Su muerte no es una derrota, sino una proclamación: servicio tiene más poder que la violencia, el amor es más fuerza que la muerte. Según san Lucas, Jesús vive la pasión de forma serena y compasiva, este relato no exagera los elementos dramáticos. Porque la cruz no es símbolo de derrota, sino que es la piedra angular de una nueva humanidad en la lógica de la gracia, donde los últimos son los primeros y los perdidos son encontrados. Así, todos somos invitados a formar parte del Reinado de Dios, adhiriéndonos a este Mesías compasivo y servidor. 


Este modo de actuar de Jesús no es solo una descripción de su persona, sino un modelo de vida para quienes queremos ser sus discípulos. La Iglesia en su conjunto, y cada comunidad en particular, está llamada a aprender de esta autoridad que se manifiesta en el amor y el servicio como don gratuito para mejorar nuestras relaciones con la naturaleza, con nuestros prójimos e, inclusive, con nosotros mismos. Cada gesto de Jesús nos revela una forma de ejercer liderazgo desde la humildad, donde la autoridad no se impone, sino que se abaja para levantar a los demás. La comunidad cristiana no se edifica sobre privilegios, sino sobre la fidelidad al camino de Jesús: un camino que pasa por la cruz, por la renuncia al dominio violento y por la confianza plena en Dios.


Frente a una cultura que sobrevalora el rendimiento, la visibilidad y el éxito inmediato, la figura de Jesús despojado y crucificado nos revela el valor de una vida que se entrega no por lo que obtiene, sino por amor. En esta lógica, estamos llamados también a reconocer y valorar el sacrificio silencioso de tantas personas anónimas que sirven con generosidad: madres, cuidadores, voluntarios, misioneros, obreros, educadores, etc. Del mismo modo, ante la indiferencia y la dureza del mundo, somos llamados a la compasión activa, a ser signos del amor que sirve, acompaña y consuela. En las situaciones límite (la soledad, la enfermedad, el fracaso, la muerte), no huyamos del sufrimiento, sino descubramos en él un sentido profundo: el de una entrega que puede transformarse en comunión y esperanza, fecunda en su aparente debilidad.


Al comenzar esta Semana Santa, contemplemos estos misterios.

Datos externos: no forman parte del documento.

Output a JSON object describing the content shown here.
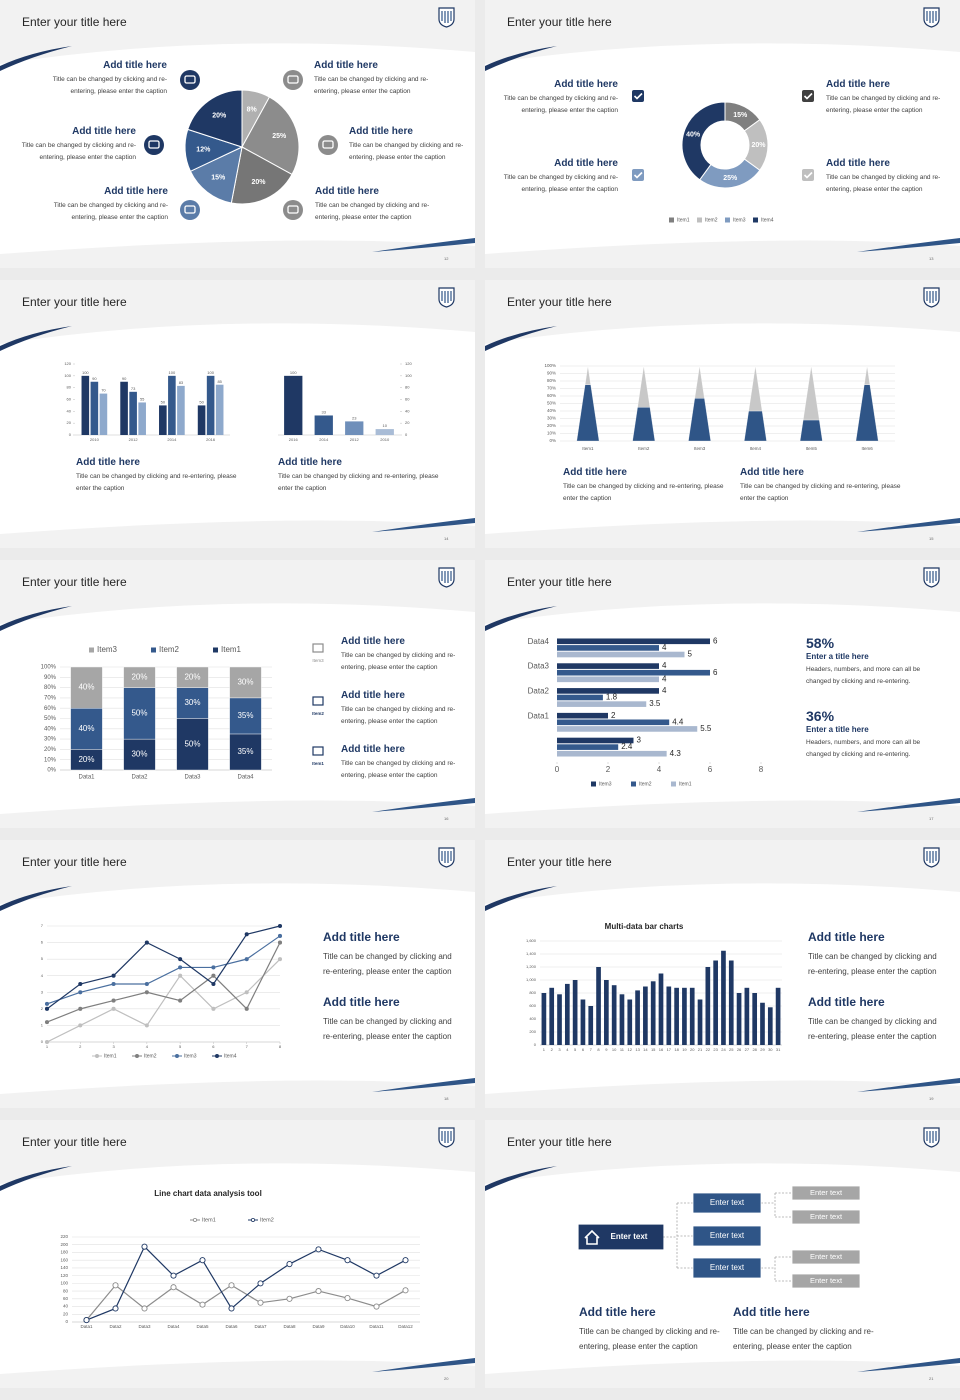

Pidamos al Señor la gracia de vivir estos días con hondura, y que el próximo domingo podamos celebrar la Pascua con una fe renovada.

Jesús sigue entrando en nuestras Jerusalén, que son hoy nuestras ciudades, nuestras comunidades y nuestros corazones, con el rostro sereno de quien ama sin condiciones. Nos invita a transformar nuestras vidas desde ese amor que sufre con los que sufren y entrega su vida por todos estando como los que sirven.

¿Lo dejaremos entrar en la Jerusalén de nuestra vida para aprender a servir como Él?

¿Estamos dispuestos a seguirlo hasta la cruz… y más allá?